New Report Examines Redistricting Impact on Native American Communities Post-2020 Census

A new report from Common Cause examines the impact of the recent redistricting cycle on Native American communities. “Stronger Together: Native Americans’ Fight for Fair Redistricting,” looks at the attempts to undermine the Native American vote through gerrymandering and how a number of them were foiled.

The report focuses particularly on Arizona, Alaska, South Dakota, Oregon, Minnesota, and New Mexico – states with some of the highest population share of Native Americans based on the 2020 Census. It highlights the challenges and successes of the redistricting cycle from the perspective of Native community leaders and organizers, points to lessons learned, and offers a set of recommendations for the future.

“Native American communities achieved a number of remarkable successes this redistricting cycle despite a census conducted during a pandemic and the fact that it was the first cycle since the Supreme Court’s disastrous Shelby County ruling gutted the protections of the Voting Rights Act,” said Dan Vicuña, Common Cause Redistricting & Representation Director. “States with a history of voting discrimination no longer had to earn preclearance approval of their maps from the Justice Department or the courts and in many case the results were predictable.”

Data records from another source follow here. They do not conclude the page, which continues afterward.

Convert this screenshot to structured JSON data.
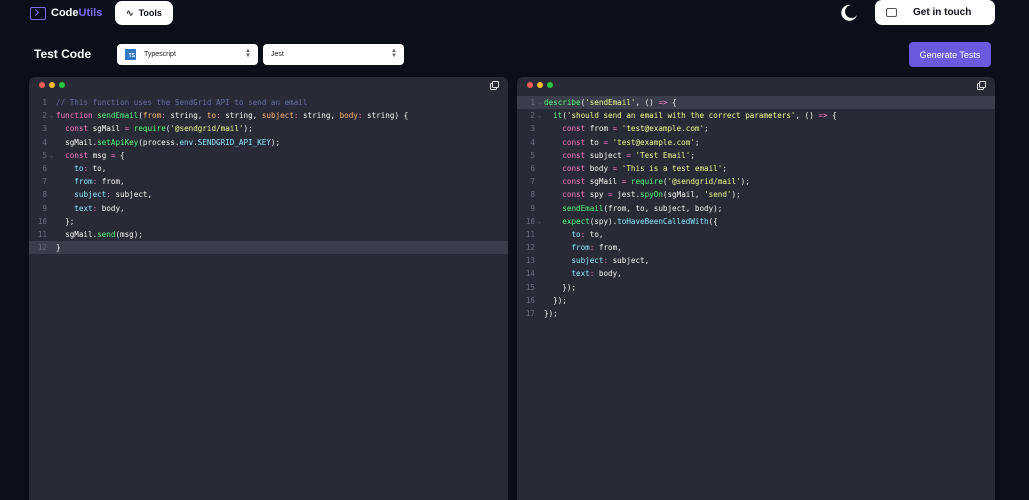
{
  "nav": {
    "logo_code": "Code",
    "logo_utils": "Utils",
    "tools_label": "Tools",
    "tools_icon": "wave-icon",
    "theme_icon": "moon-icon",
    "contact_label": "Get in touch",
    "contact_icon": "inbox-icon"
  },
  "toolbar": {
    "title": "Test Code",
    "language": {
      "badge": "TS",
      "value": "Typescript"
    },
    "framework": {
      "value": "Jest"
    },
    "generate_label": "Generate Tests"
  },
  "colors": {
    "background": "#0b0f1a",
    "editor_bg": "#282a36",
    "accent": "#6a5ae0",
    "comment": "#6272a4",
    "keyword": "#ff79c6",
    "function": "#50fa7b",
    "param": "#ffb86c",
    "string": "#f1fa8c",
    "type": "#8be9fd"
  },
  "source_editor": {
    "active_line": 12,
    "lines": [
      {
        "n": "1",
        "fold": "",
        "tokens": [
          [
            "c",
            "// This function uses the SendGrid API to send an email"
          ]
        ]
      },
      {
        "n": "2",
        "fold": "⌄",
        "tokens": [
          [
            "k",
            "function "
          ],
          [
            "f",
            "sendEmail"
          ],
          [
            "x",
            "("
          ],
          [
            "p",
            "from"
          ],
          [
            "k",
            ": "
          ],
          [
            "x",
            "string, "
          ],
          [
            "p",
            "to"
          ],
          [
            "k",
            ": "
          ],
          [
            "x",
            "string, "
          ],
          [
            "p",
            "subject"
          ],
          [
            "k",
            ": "
          ],
          [
            "x",
            "string, "
          ],
          [
            "p",
            "body"
          ],
          [
            "k",
            ": "
          ],
          [
            "x",
            "string) {"
          ]
        ]
      },
      {
        "n": "3",
        "fold": "",
        "tokens": [
          [
            "x",
            "  "
          ],
          [
            "k",
            "const "
          ],
          [
            "x",
            "sgMail "
          ],
          [
            "k",
            "= "
          ],
          [
            "f",
            "require"
          ],
          [
            "x",
            "("
          ],
          [
            "s",
            "'@sendgrid/mail'"
          ],
          [
            "x",
            ");"
          ]
        ]
      },
      {
        "n": "4",
        "fold": "",
        "tokens": [
          [
            "x",
            "  sgMail."
          ],
          [
            "f",
            "setApiKey"
          ],
          [
            "x",
            "(process."
          ],
          [
            "t",
            "env"
          ],
          [
            "x",
            "."
          ],
          [
            "t",
            "SENDGRID_API_KEY"
          ],
          [
            "x",
            ");"
          ]
        ]
      },
      {
        "n": "5",
        "fold": "⌄",
        "tokens": [
          [
            "x",
            "  "
          ],
          [
            "k",
            "const "
          ],
          [
            "x",
            "msg "
          ],
          [
            "k",
            "= "
          ],
          [
            "x",
            "{"
          ]
        ]
      },
      {
        "n": "6",
        "fold": "",
        "tokens": [
          [
            "x",
            "    "
          ],
          [
            "t",
            "to"
          ],
          [
            "k",
            ": "
          ],
          [
            "x",
            "to,"
          ]
        ]
      },
      {
        "n": "7",
        "fold": "",
        "tokens": [
          [
            "x",
            "    "
          ],
          [
            "t",
            "from"
          ],
          [
            "k",
            ": "
          ],
          [
            "x",
            "from,"
          ]
        ]
      },
      {
        "n": "8",
        "fold": "",
        "tokens": [
          [
            "x",
            "    "
          ],
          [
            "t",
            "subject"
          ],
          [
            "k",
            ": "
          ],
          [
            "x",
            "subject,"
          ]
        ]
      },
      {
        "n": "9",
        "fold": "",
        "tokens": [
          [
            "x",
            "    "
          ],
          [
            "t",
            "text"
          ],
          [
            "k",
            ": "
          ],
          [
            "x",
            "body,"
          ]
        ]
      },
      {
        "n": "10",
        "fold": "",
        "tokens": [
          [
            "x",
            "  };"
          ]
        ]
      },
      {
        "n": "11",
        "fold": "",
        "tokens": [
          [
            "x",
            "  sgMail."
          ],
          [
            "f",
            "send"
          ],
          [
            "x",
            "(msg);"
          ]
        ]
      },
      {
        "n": "12",
        "fold": "",
        "tokens": [
          [
            "x",
            "}"
          ]
        ]
      }
    ]
  },
  "test_editor": {
    "active_line": 1,
    "lines": [
      {
        "n": "1",
        "fold": "⌄",
        "tokens": [
          [
            "f",
            "describe"
          ],
          [
            "x",
            "("
          ],
          [
            "s",
            "'sendEmail'"
          ],
          [
            "x",
            ", () "
          ],
          [
            "k",
            "=>"
          ],
          [
            "x",
            " {"
          ]
        ]
      },
      {
        "n": "2",
        "fold": "⌄",
        "tokens": [
          [
            "x",
            "  "
          ],
          [
            "f",
            "it"
          ],
          [
            "x",
            "("
          ],
          [
            "s",
            "'should send an email with the correct parameters'"
          ],
          [
            "x",
            ", () "
          ],
          [
            "k",
            "=>"
          ],
          [
            "x",
            " {"
          ]
        ]
      },
      {
        "n": "3",
        "fold": "",
        "tokens": [
          [
            "x",
            "    "
          ],
          [
            "k",
            "const "
          ],
          [
            "x",
            "from "
          ],
          [
            "k",
            "= "
          ],
          [
            "s",
            "'test@example.com'"
          ],
          [
            "x",
            ";"
          ]
        ]
      },
      {
        "n": "4",
        "fold": "",
        "tokens": [
          [
            "x",
            "    "
          ],
          [
            "k",
            "const "
          ],
          [
            "x",
            "to "
          ],
          [
            "k",
            "= "
          ],
          [
            "s",
            "'test@example.com'"
          ],
          [
            "x",
            ";"
          ]
        ]
      },
      {
        "n": "5",
        "fold": "",
        "tokens": [
          [
            "x",
            "    "
          ],
          [
            "k",
            "const "
          ],
          [
            "x",
            "subject "
          ],
          [
            "k",
            "= "
          ],
          [
            "s",
            "'Test Email'"
          ],
          [
            "x",
            ";"
          ]
        ]
      },
      {
        "n": "6",
        "fold": "",
        "tokens": [
          [
            "x",
            "    "
          ],
          [
            "k",
            "const "
          ],
          [
            "x",
            "body "
          ],
          [
            "k",
            "= "
          ],
          [
            "s",
            "'This is a test email'"
          ],
          [
            "x",
            ";"
          ]
        ]
      },
      {
        "n": "7",
        "fold": "",
        "tokens": [
          [
            "x",
            "    "
          ],
          [
            "k",
            "const "
          ],
          [
            "x",
            "sgMail "
          ],
          [
            "k",
            "= "
          ],
          [
            "f",
            "require"
          ],
          [
            "x",
            "("
          ],
          [
            "s",
            "'@sendgrid/mail'"
          ],
          [
            "x",
            ");"
          ]
        ]
      },
      {
        "n": "8",
        "fold": "",
        "tokens": [
          [
            "x",
            "    "
          ],
          [
            "k",
            "const "
          ],
          [
            "x",
            "spy "
          ],
          [
            "k",
            "= "
          ],
          [
            "x",
            "jest."
          ],
          [
            "f",
            "spyOn"
          ],
          [
            "x",
            "(sgMail, "
          ],
          [
            "s",
            "'send'"
          ],
          [
            "x",
            ");"
          ]
        ]
      },
      {
        "n": "9",
        "fold": "",
        "tokens": [
          [
            "x",
            "    "
          ],
          [
            "f",
            "sendEmail"
          ],
          [
            "x",
            "(from, to, subject, body);"
          ]
        ]
      },
      {
        "n": "10",
        "fold": "⌄",
        "tokens": [
          [
            "x",
            "    "
          ],
          [
            "f",
            "expect"
          ],
          [
            "x",
            "(spy)."
          ],
          [
            "t",
            "toHaveBeenCalledWith"
          ],
          [
            "x",
            "({"
          ]
        ]
      },
      {
        "n": "11",
        "fold": "",
        "tokens": [
          [
            "x",
            "      "
          ],
          [
            "t",
            "to"
          ],
          [
            "k",
            ": "
          ],
          [
            "x",
            "to,"
          ]
        ]
      },
      {
        "n": "12",
        "fold": "",
        "tokens": [
          [
            "x",
            "      "
          ],
          [
            "t",
            "from"
          ],
          [
            "k",
            ": "
          ],
          [
            "x",
            "from,"
          ]
        ]
      },
      {
        "n": "13",
        "fold": "",
        "tokens": [
          [
            "x",
            "      "
          ],
          [
            "t",
            "subject"
          ],
          [
            "k",
            ": "
          ],
          [
            "x",
            "subject,"
          ]
        ]
      },
      {
        "n": "14",
        "fold": "",
        "tokens": [
          [
            "x",
            "      "
          ],
          [
            "t",
            "text"
          ],
          [
            "k",
            ": "
          ],
          [
            "x",
            "body,"
          ]
        ]
      },
      {
        "n": "15",
        "fold": "",
        "tokens": [
          [
            "x",
            "    });"
          ]
        ]
      },
      {
        "n": "16",
        "fold": "",
        "tokens": [
          [
            "x",
            "  });"
          ]
        ]
      },
      {
        "n": "17",
        "fold": "",
        "tokens": [
          [
            "x",
            "});"
          ]
        ]
      }
    ]
  }
}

“Despite the hurdles faced by Native communities during this redistricting cycle, we were determined to come away with answers about what went right and what went wrong and why,” said Jaylyn Suppah, member of the Confederated Tribes of Warm Springs and Co-Director of Tribal Democracy Project out of Oregon. “I know here in Oregon, where the legislature controls redistricting, there was a disregard for the input from Tribes and Tribal Communities, and this report helps give us direction on ways to address a lot of the issues we faced.”

The research for the report utilized a mixed-methods approach, with a particular emphasis on interviewing Native American community leaders and organizers involved in this redistricting cycle across states. The researchers looked closely at public outreach and education as well as access to the redistricting process, and the use of communities of interest (e.g. Native American and tribal communities) criteria in map drawing.

The research concluded the following about the 2020 Census and subsequent redistricting:

  • Census undercounts and the data release delay (due to the COVID-19 pandemic) negatively impacted the final count of Native communities.
  • The U.S. Supreme Court’s Shelby County v. Holder ruling in 2013 negatively impacted (retrogressed) Native voting power this cycle.
  • Native organizers were shut out of the redistricting process across many states.
  • Policies and practices that respected tribal sovereignty improved the process for Native communities.

“We are deeply indebted to the Native American community leaders and organizers for their time and their candor in sharing their experiences during the redistricting process,” said Common Cause Oregon Executive Director Kate Titus. “The lessons they learned and shared can now serve as a guidepost to future generations each decade when maps are redrawn.”

Based on its findings, the report ultimately offers the following recommendations:

  • Resourcing Native-led organizing — early and often — throughout both the Census and redistricting processes.
  •  Ensuring that the Census Bureau remedies the severe undercount of Native Americans by engaging with Tribal Nations and Native American community leaders as early as possible to design more effective outreach.
  • Recognizing tribal sovereignty by legally requiring comprehensive outreach to and input from Tribal Nations in the redistricting processes.
  • Ensuring tribal and Native community input in the redistricting process. Native communities must define their own community boundaries, not have those boundaries defined for them.
  • Expanding broadband access. Having limited or no broadband access limits people’s ability to be civically engaged.